The world of traditional finance has countless bottlenecks and stoppers that prevent efficient operation. To resolve this issue, the industry has begun codifying some aspects of trust, such as transaction finality. Due to decentralization, no government or individual can now control, censor, or alter your transactions once they’ve been completed.
Blockchain Enables The Decentralization Of Finance
Some wounds that have been left to fester for years include:
- Centralized and predatory loan-making practices
- Artificial inflation controlled by central banks
- Limited access to business funding
- Difficulty obtaining microloans
Cryptocurrency, blockchain, and fintech projects have taken a stand to root out the underlying inefficiencies using Distributed Ledger Technology (DLT), which underpins blockchain networks such the Bitcoin Network and Ethereum. These networks are secured by the value of their respective currencies, bitcoin and ether, also known as ‘cryptocurrencies.’
The “crypto–” prefix means that the currency is rooted and secured by cryptography. Cryptography uses ciphers—a way to rearrange numbers and letters so that they can be interpreted, but only if you have a “decryption key.” By using cryptography and coding blockchain networks so that transactions essentially cannot be reversed (barring a few exceptions, commonly known as private chains and a few development bugs.)
Unconditional Access To Market Opportunities
Blockchain has also offered entrepreneurs the chance to launch countless new businesses. Some of these ventures, such as CryptoKitties, have pushed the envelope for development teams to accelerate their answers to the scalability question, while others, like SALT Lending have changed the way lending is managed.
Non-traditional business methods have flipped financial services and banking companies on their heads. Remittance, the act of sending money from one country to another, was just one example of how finance was disrupted.
For instance, upon seeing migrant workers in Thailand and Myanmar losing as much as one-third of their income to financial custodian fees, Everex.io developed a cross-border remittance platform with low-to-no fees.

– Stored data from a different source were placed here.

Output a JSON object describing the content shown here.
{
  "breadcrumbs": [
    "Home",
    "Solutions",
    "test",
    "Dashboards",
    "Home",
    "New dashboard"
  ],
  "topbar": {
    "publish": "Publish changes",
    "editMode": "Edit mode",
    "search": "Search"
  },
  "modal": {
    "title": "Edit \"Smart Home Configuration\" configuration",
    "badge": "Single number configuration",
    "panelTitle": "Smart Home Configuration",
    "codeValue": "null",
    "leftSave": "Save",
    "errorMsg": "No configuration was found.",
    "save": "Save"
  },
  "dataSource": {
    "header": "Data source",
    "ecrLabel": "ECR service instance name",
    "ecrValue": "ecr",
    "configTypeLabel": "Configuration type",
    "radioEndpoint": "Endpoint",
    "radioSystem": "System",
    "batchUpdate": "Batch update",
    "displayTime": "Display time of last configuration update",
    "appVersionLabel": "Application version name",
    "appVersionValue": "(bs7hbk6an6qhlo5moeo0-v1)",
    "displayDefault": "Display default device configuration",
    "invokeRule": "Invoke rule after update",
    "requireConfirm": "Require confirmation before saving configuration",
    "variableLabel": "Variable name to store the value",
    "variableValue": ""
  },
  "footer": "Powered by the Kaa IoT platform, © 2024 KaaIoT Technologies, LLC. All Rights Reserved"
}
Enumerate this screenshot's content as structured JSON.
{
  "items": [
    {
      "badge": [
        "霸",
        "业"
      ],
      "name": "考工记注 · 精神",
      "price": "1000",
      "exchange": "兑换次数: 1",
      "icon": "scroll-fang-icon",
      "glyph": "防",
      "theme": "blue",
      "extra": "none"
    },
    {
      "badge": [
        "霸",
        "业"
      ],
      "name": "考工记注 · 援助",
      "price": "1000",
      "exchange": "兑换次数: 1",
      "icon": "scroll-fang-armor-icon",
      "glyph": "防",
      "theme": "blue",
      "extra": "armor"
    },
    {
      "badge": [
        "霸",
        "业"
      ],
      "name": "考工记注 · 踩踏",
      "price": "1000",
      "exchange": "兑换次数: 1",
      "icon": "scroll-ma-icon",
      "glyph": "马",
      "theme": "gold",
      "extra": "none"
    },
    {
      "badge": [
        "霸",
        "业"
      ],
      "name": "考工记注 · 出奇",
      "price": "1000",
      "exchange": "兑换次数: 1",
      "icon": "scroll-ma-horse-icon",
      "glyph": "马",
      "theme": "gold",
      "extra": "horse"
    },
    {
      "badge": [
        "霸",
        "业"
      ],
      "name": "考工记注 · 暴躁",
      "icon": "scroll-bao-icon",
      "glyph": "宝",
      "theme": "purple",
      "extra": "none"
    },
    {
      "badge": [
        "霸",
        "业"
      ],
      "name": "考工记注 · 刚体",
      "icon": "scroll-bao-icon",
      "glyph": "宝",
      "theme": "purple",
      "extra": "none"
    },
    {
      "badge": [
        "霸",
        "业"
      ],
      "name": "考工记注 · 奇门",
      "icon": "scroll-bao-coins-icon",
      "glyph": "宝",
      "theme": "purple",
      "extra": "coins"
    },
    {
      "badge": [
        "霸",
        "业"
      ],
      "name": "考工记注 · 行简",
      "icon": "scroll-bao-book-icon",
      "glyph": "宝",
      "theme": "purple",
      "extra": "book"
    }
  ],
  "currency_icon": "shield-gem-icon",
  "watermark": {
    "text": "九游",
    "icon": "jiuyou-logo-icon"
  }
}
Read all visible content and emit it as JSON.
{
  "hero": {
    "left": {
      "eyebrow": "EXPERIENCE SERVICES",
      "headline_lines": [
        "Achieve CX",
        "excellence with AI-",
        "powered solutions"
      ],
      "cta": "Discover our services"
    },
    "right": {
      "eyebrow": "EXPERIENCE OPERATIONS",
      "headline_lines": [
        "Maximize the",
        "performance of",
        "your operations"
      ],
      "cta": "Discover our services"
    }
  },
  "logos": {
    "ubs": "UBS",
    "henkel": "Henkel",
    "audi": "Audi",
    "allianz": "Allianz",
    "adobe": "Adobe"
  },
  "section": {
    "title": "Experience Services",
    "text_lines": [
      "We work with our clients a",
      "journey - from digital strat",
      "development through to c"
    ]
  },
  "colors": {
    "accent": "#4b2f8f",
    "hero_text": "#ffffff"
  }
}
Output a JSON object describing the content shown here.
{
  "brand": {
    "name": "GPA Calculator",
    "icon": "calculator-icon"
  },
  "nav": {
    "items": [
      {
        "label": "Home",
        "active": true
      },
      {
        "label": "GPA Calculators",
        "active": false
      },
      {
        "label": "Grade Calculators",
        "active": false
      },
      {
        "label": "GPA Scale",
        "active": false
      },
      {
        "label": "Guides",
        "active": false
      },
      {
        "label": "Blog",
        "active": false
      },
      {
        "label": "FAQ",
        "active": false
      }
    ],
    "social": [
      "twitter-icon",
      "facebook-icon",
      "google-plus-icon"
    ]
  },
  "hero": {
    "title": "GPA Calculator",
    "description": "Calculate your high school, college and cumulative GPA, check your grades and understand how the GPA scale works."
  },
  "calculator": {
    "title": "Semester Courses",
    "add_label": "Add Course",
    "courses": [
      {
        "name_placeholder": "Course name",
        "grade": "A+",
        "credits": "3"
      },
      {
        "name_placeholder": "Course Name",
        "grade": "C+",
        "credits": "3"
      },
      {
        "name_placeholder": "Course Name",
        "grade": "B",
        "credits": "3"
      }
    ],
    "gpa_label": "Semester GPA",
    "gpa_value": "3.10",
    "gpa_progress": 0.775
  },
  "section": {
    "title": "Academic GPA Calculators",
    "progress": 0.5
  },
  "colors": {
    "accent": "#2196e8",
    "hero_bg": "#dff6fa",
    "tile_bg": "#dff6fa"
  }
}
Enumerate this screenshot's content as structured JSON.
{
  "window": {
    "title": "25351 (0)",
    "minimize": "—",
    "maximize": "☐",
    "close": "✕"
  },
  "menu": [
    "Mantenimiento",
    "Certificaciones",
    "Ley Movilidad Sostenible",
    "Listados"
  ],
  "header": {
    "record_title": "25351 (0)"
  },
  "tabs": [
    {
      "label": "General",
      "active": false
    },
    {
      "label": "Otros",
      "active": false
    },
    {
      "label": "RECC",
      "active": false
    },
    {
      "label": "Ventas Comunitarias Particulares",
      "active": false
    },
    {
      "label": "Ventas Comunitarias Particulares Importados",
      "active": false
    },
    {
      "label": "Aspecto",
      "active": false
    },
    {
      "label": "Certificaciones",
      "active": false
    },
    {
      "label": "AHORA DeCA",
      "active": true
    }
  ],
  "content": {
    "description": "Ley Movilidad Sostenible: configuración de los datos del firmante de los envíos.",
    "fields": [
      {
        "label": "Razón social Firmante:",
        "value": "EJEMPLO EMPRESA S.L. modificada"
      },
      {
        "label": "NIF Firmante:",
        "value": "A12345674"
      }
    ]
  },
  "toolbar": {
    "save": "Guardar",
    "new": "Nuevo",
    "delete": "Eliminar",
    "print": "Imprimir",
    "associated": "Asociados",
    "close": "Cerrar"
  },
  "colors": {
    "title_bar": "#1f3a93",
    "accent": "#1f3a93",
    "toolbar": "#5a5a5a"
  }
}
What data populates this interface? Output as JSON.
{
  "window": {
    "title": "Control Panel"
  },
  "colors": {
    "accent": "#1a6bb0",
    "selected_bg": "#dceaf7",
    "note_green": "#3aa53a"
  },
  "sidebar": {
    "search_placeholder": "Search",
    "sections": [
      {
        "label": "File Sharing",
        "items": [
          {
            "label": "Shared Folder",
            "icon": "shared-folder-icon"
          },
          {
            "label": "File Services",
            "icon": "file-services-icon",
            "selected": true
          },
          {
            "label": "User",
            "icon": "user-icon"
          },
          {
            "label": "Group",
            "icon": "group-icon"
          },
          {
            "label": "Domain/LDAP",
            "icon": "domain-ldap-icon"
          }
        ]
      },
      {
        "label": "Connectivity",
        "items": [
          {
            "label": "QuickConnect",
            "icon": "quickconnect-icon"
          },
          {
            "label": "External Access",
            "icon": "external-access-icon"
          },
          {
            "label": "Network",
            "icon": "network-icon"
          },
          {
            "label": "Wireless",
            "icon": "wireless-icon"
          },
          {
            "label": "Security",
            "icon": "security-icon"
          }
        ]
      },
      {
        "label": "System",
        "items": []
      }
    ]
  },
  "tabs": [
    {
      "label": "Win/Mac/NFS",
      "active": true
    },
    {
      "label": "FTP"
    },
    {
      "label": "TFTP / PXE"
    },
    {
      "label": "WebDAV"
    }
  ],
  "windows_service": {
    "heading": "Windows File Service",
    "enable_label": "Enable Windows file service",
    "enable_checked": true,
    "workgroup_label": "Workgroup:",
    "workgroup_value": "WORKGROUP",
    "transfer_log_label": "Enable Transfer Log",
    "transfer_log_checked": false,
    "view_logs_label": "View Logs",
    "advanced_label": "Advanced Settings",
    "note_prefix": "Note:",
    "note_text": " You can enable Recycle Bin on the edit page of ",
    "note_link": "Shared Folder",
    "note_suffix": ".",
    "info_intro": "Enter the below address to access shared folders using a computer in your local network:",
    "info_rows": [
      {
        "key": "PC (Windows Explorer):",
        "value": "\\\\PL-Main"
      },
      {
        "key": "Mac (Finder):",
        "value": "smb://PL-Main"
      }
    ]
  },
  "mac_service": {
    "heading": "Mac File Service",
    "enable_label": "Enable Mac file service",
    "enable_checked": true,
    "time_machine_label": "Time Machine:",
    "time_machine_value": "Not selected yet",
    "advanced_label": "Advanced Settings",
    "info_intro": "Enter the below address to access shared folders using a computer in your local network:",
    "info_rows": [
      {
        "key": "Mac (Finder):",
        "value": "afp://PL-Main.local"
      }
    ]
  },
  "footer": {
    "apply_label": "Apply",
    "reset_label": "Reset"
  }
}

Other blockchain businesses have worked to codify traditional legal contracts. Lending, legal services, and remittance are three services which are massively inefficient in the old-world financial system. DeFi, or decentralized finance, has alleviated many of these barriers to entry. As a result, young entrepreneurs are erecting new businesses at an unrivaled rate.
Self custody means that no one else has access to your money. You own the ‘private keys’ that control your ability to send funds out of your blockchain wallet account. Some enthusiasts tout the security of hardware wallets, stating that it’s near-to-impossible to break through that level of security, likening hardware ‘cold wallets’ to Fort Knox, where a large portion of the world’s gold sits.
With self-custody, crypto wallet holders are able to transact freely, sending their funds when and where they want. Because there have been instances, such as the Mt. Gox hack in 2014, where private keys were held by a centralized party, in this case, a bitcoin exchange. As a result of that information being held in one location, over 850,000 BTC was stolen.
In modern terms, that’s equivalent to $43 billion USD—at an exchange rate of $50,934 per BTC. Understandably, cryptocurrency users have become wary of others retaining their private keys. It’s like having a digital safety deposit box that only you can have the key to, then giving it to someone else. Not the box, just the key, because the box is floating somewhere in cyberspace.
Independence from third-parties, such as banks, was among the founding directives of bitcoin, the world’s first cryptocurrency. Some companies have retained this vision, while others have allowed customers to transfer their custodial rights in order to have their assets managed under the care of a professional.
Non-custodial Wallets As A Foundation Of Decentralization
Non-custodial wallets essentially exist without some arbitrary third-party, such as a bank, who could provide oversight of the assets within and effect any form of change on the wallet. Because these wallets are only controlled by the creator, virtually no form of exploitation, such as asset freezes, bank robberies, or cyberattacks can compromise funds.
Non-custodial wallets also provide a level of autonomy and censorship resistance that hasn’t been available to consumers previously, without the risks that come from cash transactions.
A few businesses have emerged over the last few years casting down the gauntlet and offering non-custodial wallets to customers. Features that users often look for include:
- Ease of use – most users view wallets as their ability to store multiple cryptocurrencies in one wallet,
- Does not collect personally identifiable information (PII) about users – users are wary about giving away any information that can be used to figure out their identity,
- Free of third-party influence (non-custodial),
- Passed open-source third-party security audits and other verification,
- Able to see USD or other fiat currency pegged value of their crypto holdings,
- Provides access to trading, direct ability to invest, crypto analytics and decentralized asset trading in the app.
Unstoppable Wallet, developed by Horizontal Systems, is one of a few cryptocurrency wallets that check all those boxes and also received a clean bill of health from CertiK Security. They implement trustless communication for most of the major blockchains as well as privacy coins like Zcash and Dash.
Overall, the new world of decentralization spurred the emergence of new wallets that store assets securely and do not require any third-party assistance, such as banks or the government. To ensure safety of your assets and privacy of your data, always do your own research and read documentation provided by developers.